I was astonished that the local medicine man had not diagnosed malaria. I undertook that if she would put him into the train when next I went to Rome, I would have him overhauled by a competent physician and packed home again with written instructions. (I kept my word, and the good doctor Salatino of the Via Torino - a Calabrian who knows something about malaria - wrote out a treatment for this neglected case, no part of which, I fear, has been observed. Such is the fatalism of the country-folk that if drugs and injections do not work like magic they are quietly discarded. This youth may well have gone the way of "those other two" - who, by the by, were also sent into the Pontine Marshes - since you cannot reject your food for ever, and grow more anaemic every day, without producing some such result.)

Meanwhile my friendly offer caused so great a joy in the mother's heart that I became quite embarrassed.

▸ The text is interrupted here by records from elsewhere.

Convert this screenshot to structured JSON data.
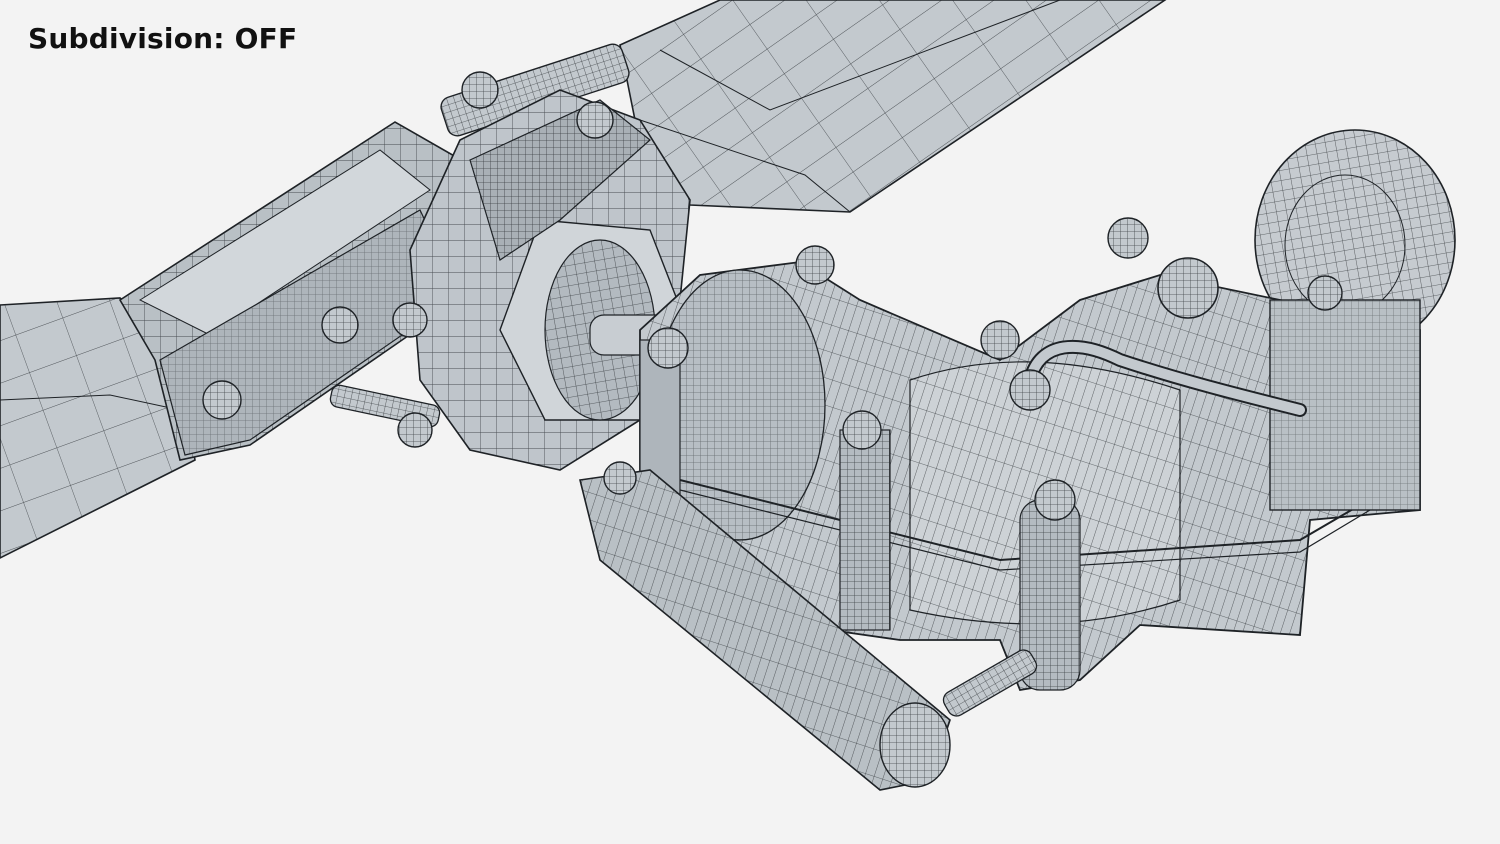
{
  "overlay": {
    "label": "Subdivision: OFF"
  },
  "render": {
    "background": "#f3f3f3",
    "mesh_fill": "#c3c9ce",
    "mesh_shade": "#a9b0b6",
    "mesh_light": "#d5dadd",
    "wire_color": "#1e2226"
  }
}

She likened me, among other things, to her favourite Saint.

All comparisons being odious, I turned the conversation by asking:

"And that last one?"

"Here," she said, pushing open the door of the inner room.

He lay on the couch fast asleep, in a glorious tangle of limbs, the picture of radiant boyhood.

"This one, I think, has never been to Cisterna."

"No. He goes into the mountains with the woodcutters every morning an hour before sunrise. It is up beyond Collepardo - seven hours' labour, and seven hours' march there and back. The rest of the time he sleeps like a log...."

Children from these hill-places often accompany their parents into the plains to work; more commonly they go in droves of any number under the charge of some local man. They are part of that immense army of hirelings which descends annually, from the uplands of Tuscany to the very toe of Italy, into these low-lying regions, hardly an inch of which is fever-free. I do not know even approximately the numbers of these migratory swarms of all ages and both sexes; let us say, to be on the safe side, a quarter of a million. They herd down there, in the broiling heat of summer and autumn, under conditions which are not all that could be desired. [31] Were they housed in marble palaces and served on platters of gold, the risk would not be diminished by a hair. How many return infected? I have no idea. It cannot be less than sixty per cent. How many of these perish? Perhaps five per cent. A few thousand annual deaths are not worth talking about. What concerns the country - and what the country, indeed, has taken seriously in hand - is this impoverishment of its best blood; this devitalising action of malaria upon unnumbered multitudes of healthy men, women, and children who do not altogether succumb to its attacks.